Ils sont deux gars, entre 17 et 20 ans à vue de nez, devant moi dans l’escalator à la sortie du métro. Ils ont l’allure typique des jeunes banlieusards, blouson «bibendum», capuche remontée sur la tête, par dessus la casquette pour l’un d’eux, lunettes de soleil (si si) pour l’autre. L’accent est en harmonie. Bref, des stéréotypes sur pattes. Je suis juste derrière eux et par chance ils empruntent la même avenue que moi une fois arrivés en haut de l’escalier, si bien que je peux leur emboîter le pas pour entendre la suite de la discussion dont les premiers mots ont accroché mon attention curieuse…

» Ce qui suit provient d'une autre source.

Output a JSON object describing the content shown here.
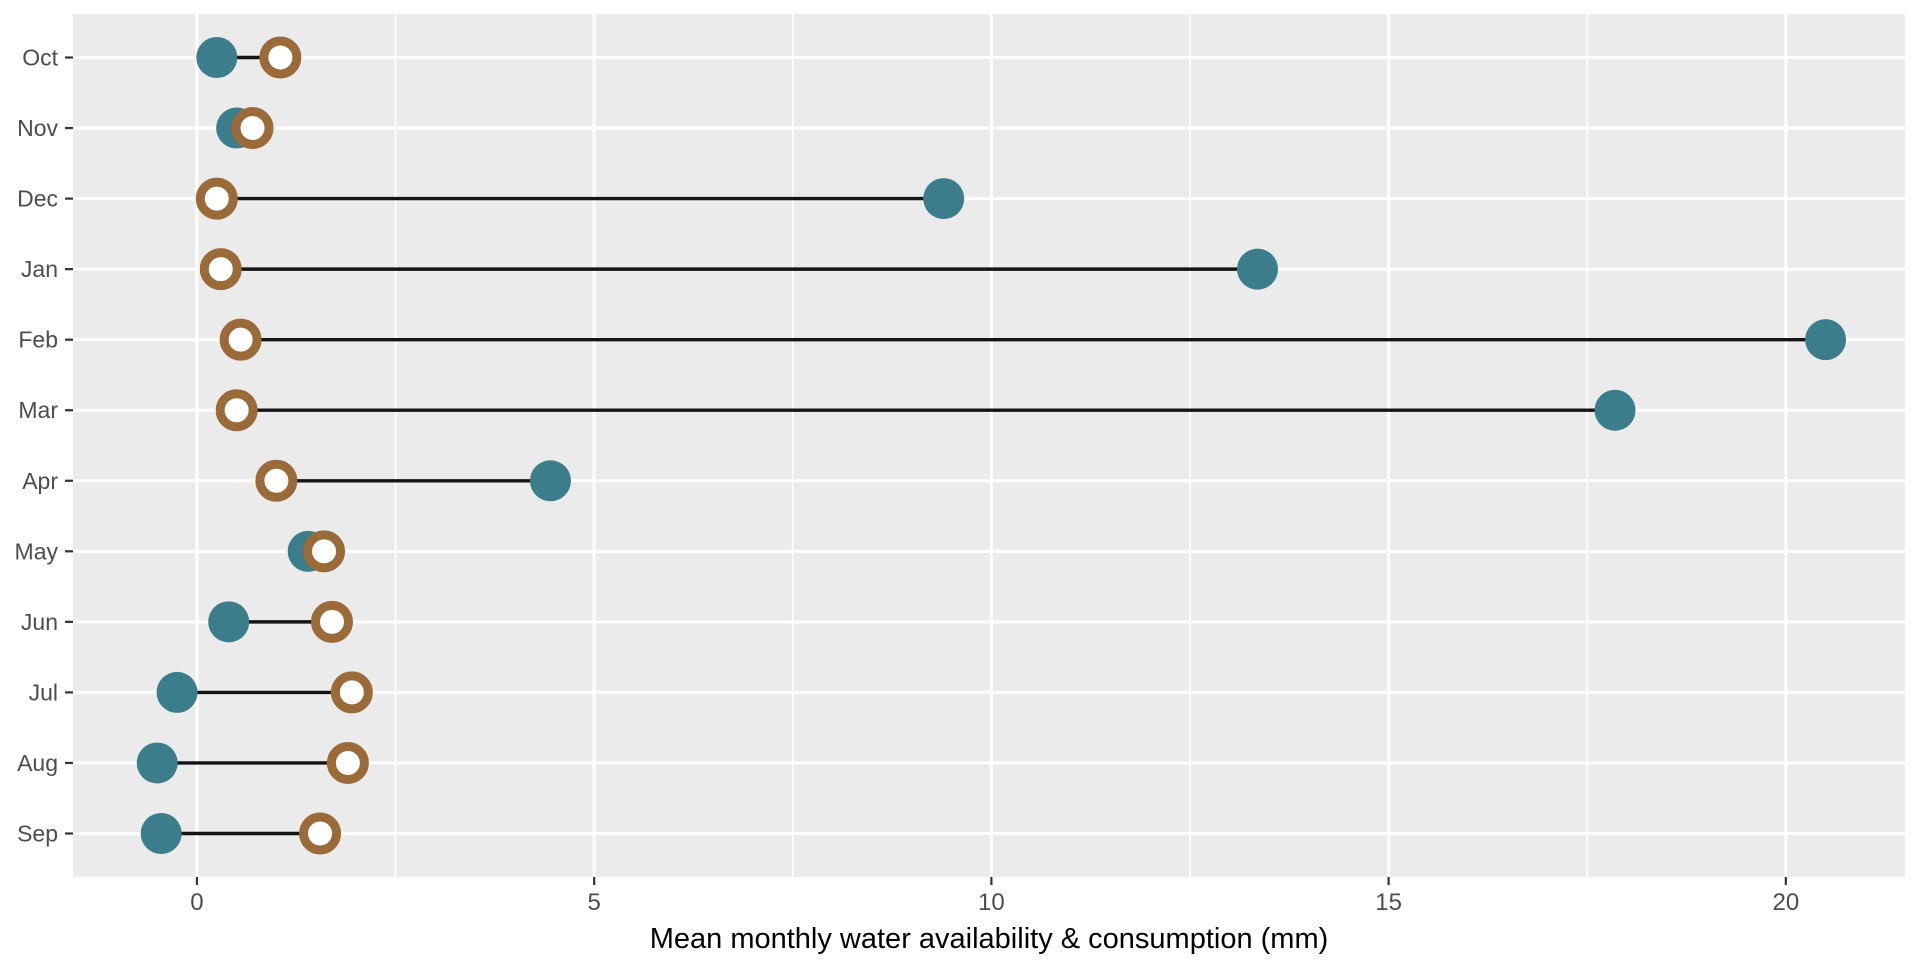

– Mais alors, dit Lunettes au moment où je mets le pied sur l’escalator, tu vas faire quoi ?
– Je sais pas, répond CasquetteSousCapuche, je vais prendre mon temps, tu vois. Je vais prendre mon temps. Tu comprends, je la connais depuis la maternelle. On est ensemble depuis… putain, je saurais même pas dire depuis quand, tellement c’est ieuv. Genre depuis toujours.
– Ah ouais, la vache.

Le ton marque tout de poids de quelques siècles au moins.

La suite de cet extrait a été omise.